Those of you who eagerly downloaded the final version of Internet Explorer 9 earlier today and raced off to play some royalty-free WebM video would have been disappointed - until now.
In a tongue-in-cheek post spotted by Google Operating System earlier today, the search engine giant announced a free WebM plug-in for Microsoft's flagship browser.
''They said elephants couldn't ride flying dolphins. They said that one of the world's most popular browsers couldn't play WebM video in HTML5. They were wrong,'' it said. While the plug-in is labeled a technology preview, playing WebM videos on YouTube worked well, albeit without fullscreen support.

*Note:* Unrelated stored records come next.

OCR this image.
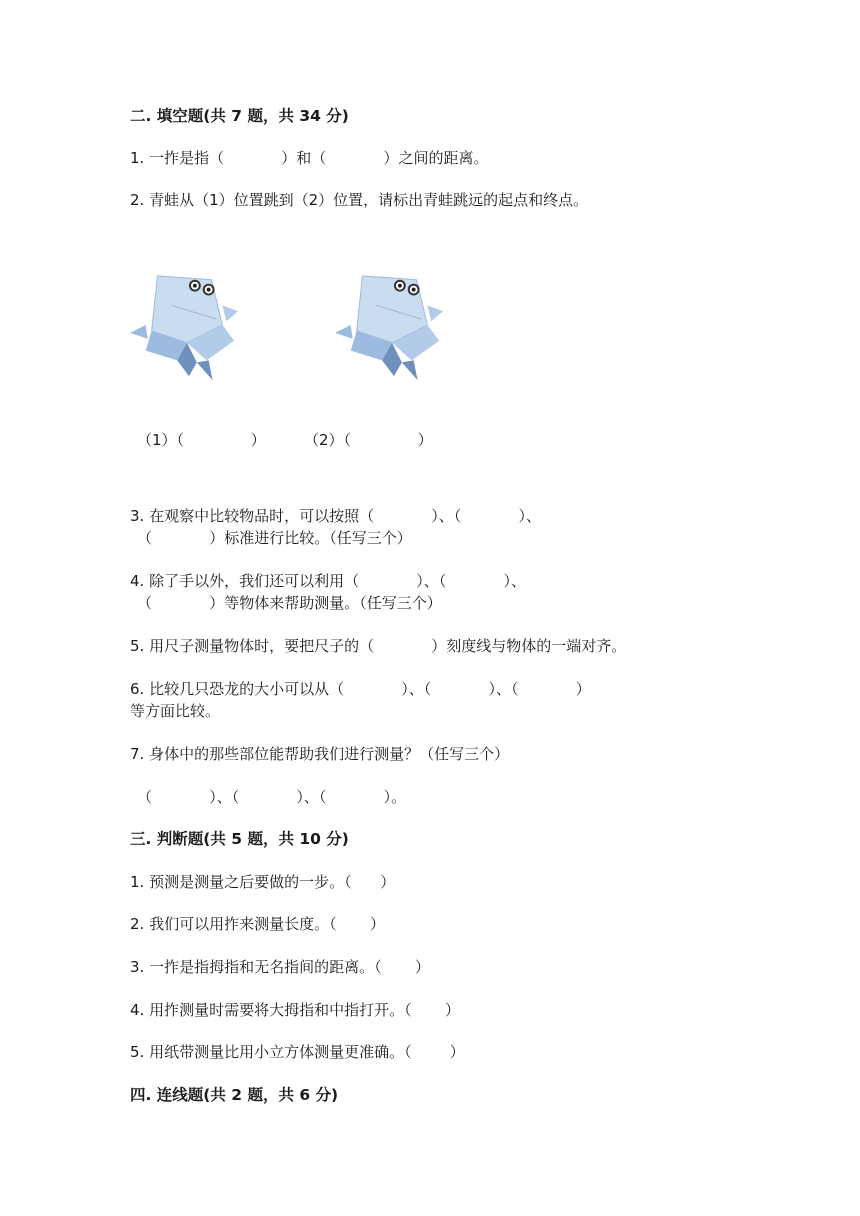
二. 填空题(共 7 题，共 34 分)
1. 一拃是指（            ）和（            ）之间的距离。
2. 青蛙从（1）位置跳到（2）位置，请标出青蛙跳远的起点和终点。
（1）（              ）        （2）（              ）
3. 在观察中比较物品时，可以按照（            ）、（            ）、
（            ）标准进行比较。（任写三个）
4. 除了手以外，我们还可以利用（            ）、（            ）、
（            ）等物体来帮助测量。（任写三个）
5. 用尺子测量物体时，要把尺子的（            ）刻度线与物体的一端对齐。
6. 比较几只恐龙的大小可以从（            ）、（            ）、（            ）
等方面比较。
7. 身体中的那些部位能帮助我们进行测量？（任写三个）
（            ）、（            ）、（            ）。
三. 判断题(共 5 题，共 10 分)
1. 预测是测量之后要做的一步。（      ）
2. 我们可以用拃来测量长度。（       ）
3. 一拃是指拇指和无名指间的距离。（       ）
4. 用拃测量时需要将大拇指和中指打开。（       ）
5. 用纸带测量比用小立方体测量更准确。（        ）
四. 连线题(共 2 题，共 6 分)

First released as a developer preview last year, WebM is an open, royalty-free media file format designed for the web. Sponsored by big names including Mozilla, Opera, AMD, Nvidia and Oracle, WebM uses the VP8 video codec and Vorbis audio streams in a container based on Matroska. The WebM project releases its work under a BSD license and all users are granted a worldwide, non-exclusive, no-charge, royalty-free patent license.
Microsoft had previously indicated it would support both H.264 and VP8 video in IE9, though it would be up to the user to install the required VP8 codec. Firefox 4, which recently hit the Release Candidate stage, includes the ability to play WebM video, as does Google Chrome 10.